This information can help you learn about:
- some profound architecture of what happens in cancer patients
- important tips for family members and friends to give emotional support
- how people with cancer can optimally experience supportive care
People living with cancer can experience intense emotions and feelings. Fear, sadness, anger, and other dynamics, with vulnerability, anxiety, and even depression, sometimes occur and with repetition. The feelings and emotions can be webbed and even created by major thoughts and beliefs regarding uncertainty, questions and even concerns about responsiveness to cancer treatments, life changes with family and friends, work, routines, worries about mortality, confusion about meaning and purpose, as well as ego constructs.
A distressful “self,” without applying effective strategies and skills, can create detachment into different parts of one’s identity. Dissociation can happen physically, mentally, emotionally, and socially. The physical body with cancer cells, and parts of discomfort, can feel foreign and create a sense of alienation with self and those around them. The mind-body connection with unresolved, painful challenges can cultivate disconnect internally and externally. Without the capacity to identify, stay with, move into, and express the mental and emotional reactions, people with cancer can reject themselves and others. Any suppressed, stuck emotions can also become toxic to the physical body.
Ongoing perceived loneliness with a sense of isolation also supports detachment, dissociation, and disconnect. To kindly help people with cancer struggling with these issues, emotional kindness has the potential to aid in the process of self-integration. Even without these challenges, kindness supports others affected by cancer, including caregivers.
People with cancer need love from community. Emotional support creates connection. Kindness to people with cancer is medicine.
Here are 10 specific tips for families and friends to give emotional kindness to people with cancer.
- Ask compassionately “How are you feeling?” and be aware. Understand they talk about various parts of self. Their responses can involve body talk, body language, breathing, emotions, feelings, thoughts, beliefs, behaviors, actions, aspects of the ego, spirit, spirituality, social dynamics, and other possibilities. Be present with everything they share. Also, depending upon the relationship, do not ask questions about their status with cancer and prognosis, which is inappropriate.
- Listen. Just listen. And really listen. Sometimes that is the best offering. Listening occurs through ears, eyes, heart, and full presence.
- Tell them what you are hearing if you have those skills. Remember that listening is extremely profound. People may also need to feel heard by verbal exchanges too. Recognize that time together, in the flesh and even by phone, is precious.
- Ask what they need and give it to them depending upon the capacity. If they do not and cannot know what they need, consider giving something anyway that can be appropriated and with the intention as helpful.
- Remember that you can do or be to support people affected by cancer. Doing includes actions (healthy foods, errands, cleaning, companionship to appointments, helping them deal with, manage, and even restructure whatever stresses them, providing assistance with health insurance programs).
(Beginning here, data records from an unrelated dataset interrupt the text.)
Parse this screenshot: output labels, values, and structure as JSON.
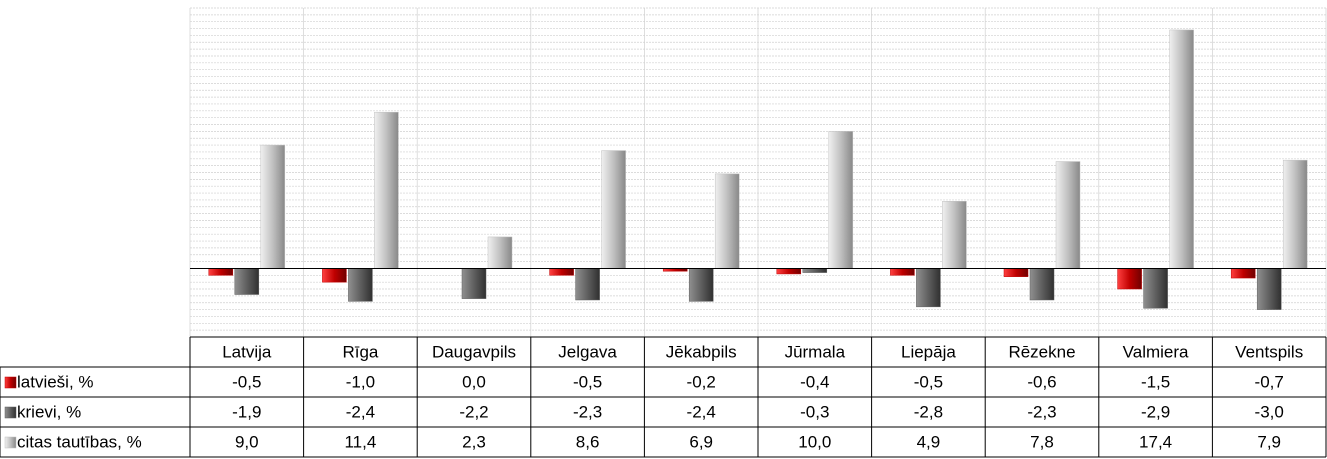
{
  "chart_data": {
    "type": "bar",
    "categories": [
      "Latvija",
      "Rīga",
      "Daugavpils",
      "Jelgava",
      "Jēkabpils",
      "Jūrmala",
      "Liepāja",
      "Rēzekne",
      "Valmiera",
      "Ventspils"
    ],
    "series": [
      {
        "name": "latvieši, %",
        "color": "#c00000",
        "values": [
          -0.5,
          -1.0,
          0.0,
          -0.5,
          -0.2,
          -0.4,
          -0.5,
          -0.6,
          -1.5,
          -0.7
        ],
        "value_labels": [
          "-0,5",
          "-1,0",
          "0,0",
          "-0,5",
          "-0,2",
          "-0,4",
          "-0,5",
          "-0,6",
          "-1,5",
          "-0,7"
        ]
      },
      {
        "name": "krievi, %",
        "color": "#5f5f5f",
        "values": [
          -1.9,
          -2.4,
          -2.2,
          -2.3,
          -2.4,
          -0.3,
          -2.8,
          -2.3,
          -2.9,
          -3.0
        ],
        "value_labels": [
          "-1,9",
          "-2,4",
          "-2,2",
          "-2,3",
          "-2,4",
          "-0,3",
          "-2,8",
          "-2,3",
          "-2,9",
          "-3,0"
        ]
      },
      {
        "name": "citas tautības, %",
        "color": "#c0c0c0",
        "values": [
          9.0,
          11.4,
          2.3,
          8.6,
          6.9,
          10.0,
          4.9,
          7.8,
          17.4,
          7.9
        ],
        "value_labels": [
          "9,0",
          "11,4",
          "2,3",
          "8,6",
          "6,9",
          "10,0",
          "4,9",
          "7,8",
          "17,4",
          "7,9"
        ]
      }
    ],
    "ylim": [
      -5,
      19
    ],
    "grid": true
  }
}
Being involves more tender, connective, and even quiet experiences together with other aspects of heart and soul (deeper conversations, deeper listening, deeper dialogue, touch).
- Find out what gives them joy, and if they would like you, or someone else, to join pleasurable activities.
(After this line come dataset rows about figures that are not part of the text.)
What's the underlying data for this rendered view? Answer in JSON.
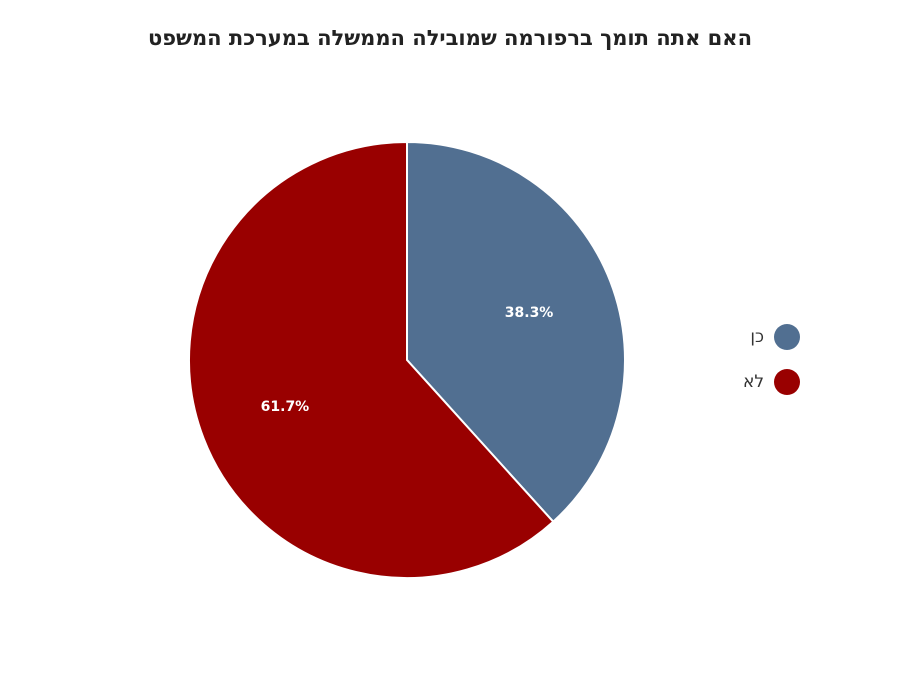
{
  "chart_data": {
    "type": "pie",
    "title": "האם אתה תומך ברפורמה שמובילה הממשלה במערכת המשפט",
    "slices": [
      {
        "label": "כן",
        "value": 38.3,
        "display": "38.3%",
        "color": "#516f91"
      },
      {
        "label": "לא",
        "value": 61.7,
        "display": "61.7%",
        "color": "#990000"
      }
    ],
    "legend_placement": "right"
  }
}
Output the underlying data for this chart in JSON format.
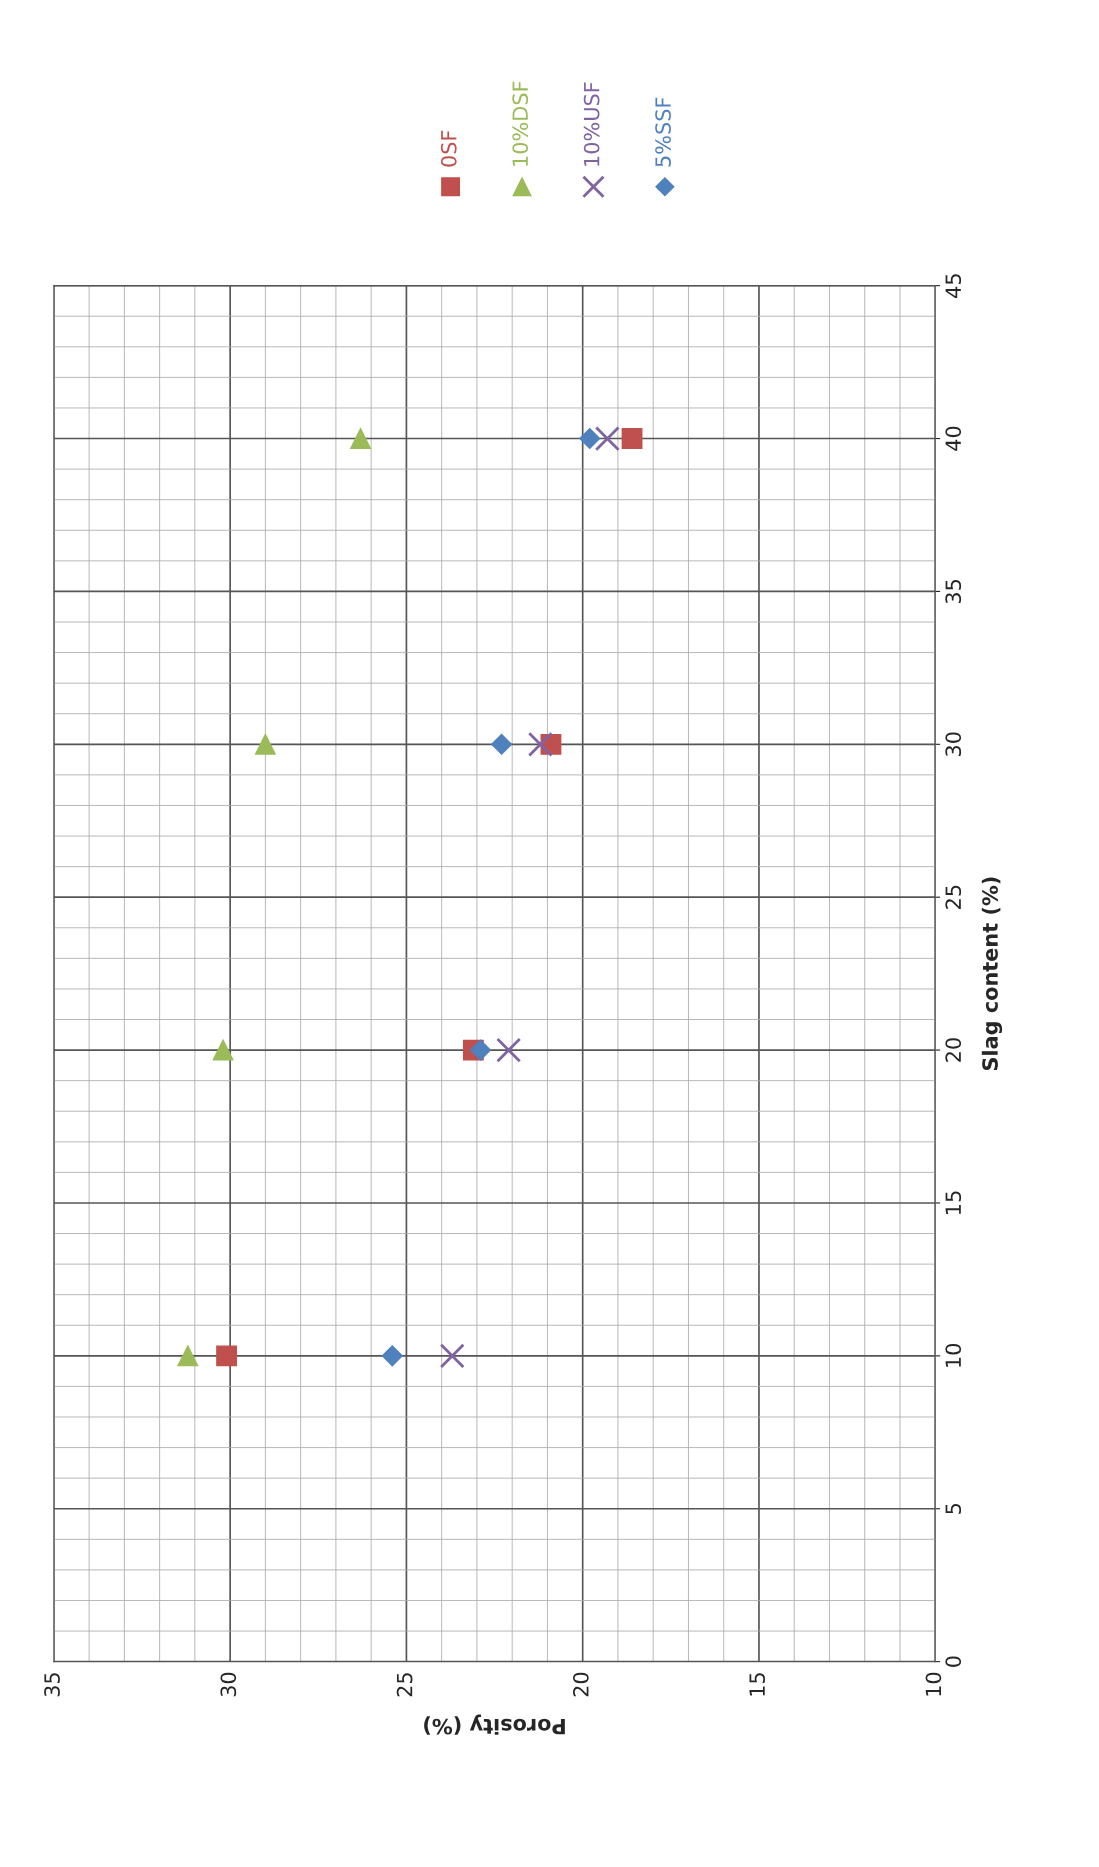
{
  "chart_data": {
    "type": "scatter",
    "xlabel": "Porosity (%)",
    "ylabel": "Slag content (%)",
    "series": [
      {
        "name": "0SF",
        "color": "#c0504d",
        "marker": "square",
        "x": [
          30.1,
          23.1,
          20.9,
          18.6
        ],
        "values": [
          10,
          20,
          30,
          40
        ]
      },
      {
        "name": "10%DSF",
        "color": "#9bbb59",
        "marker": "triangle",
        "x": [
          31.2,
          30.2,
          29.0,
          26.3
        ],
        "values": [
          10,
          20,
          30,
          40
        ]
      },
      {
        "name": "10%USF",
        "color": "#8064a2",
        "marker": "cross",
        "x": [
          23.7,
          22.1,
          21.2,
          19.3
        ],
        "values": [
          10,
          20,
          30,
          40
        ]
      },
      {
        "name": "5%SSF",
        "color": "#4f81bd",
        "marker": "diamond",
        "x": [
          25.4,
          22.9,
          22.3,
          19.8
        ],
        "values": [
          10,
          20,
          30,
          40
        ]
      }
    ],
    "ylim": [
      0,
      45
    ],
    "yticks": [
      0,
      5,
      10,
      15,
      20,
      25,
      30,
      35,
      40,
      45
    ],
    "xlim": [
      35,
      10
    ],
    "xticks": [
      10,
      15,
      20,
      25,
      30,
      35
    ],
    "grid": true,
    "legend": "top"
  }
}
- Use touch with how it is comfortable and appropriate. A brief touch on an arm, a hug, hand holding, and even massage can transmit support.
- Try to know the possibility that cancer patients can experience side effects from their disease, treatments, and/or medications, which can potentially impact challenges physically, mentally, emotionally, cognitively, spiritually, and socially. Sometimes it is hard for cancer patients to know all of the specifics of what they are experiencing and the causes. Extend sensitive gentleness.
- Depending on the dynamics, try to see if the person with cancer struggles to receive support. If they do not accept your help or think they do not need it, consider repeating that you are available to support them and emphasize how much you love them. Consider new types of support through other ways of giving.
- Respect their boundaries with compassion. Everyone is different, and every moment unique. Continue your love.
Along with receiving help through their journey, cancer patients really need to tenderly and profoundly give kindness to themselves for emotional support. Healing requires full internal whole person awareness and attention to mend the broken, blocked parts within. Kindness involves love, compassion, expression, patience, joy, and all forms of self-care. These fundamental, essential dimensions to health transmit self-love that heals the holes into the whole.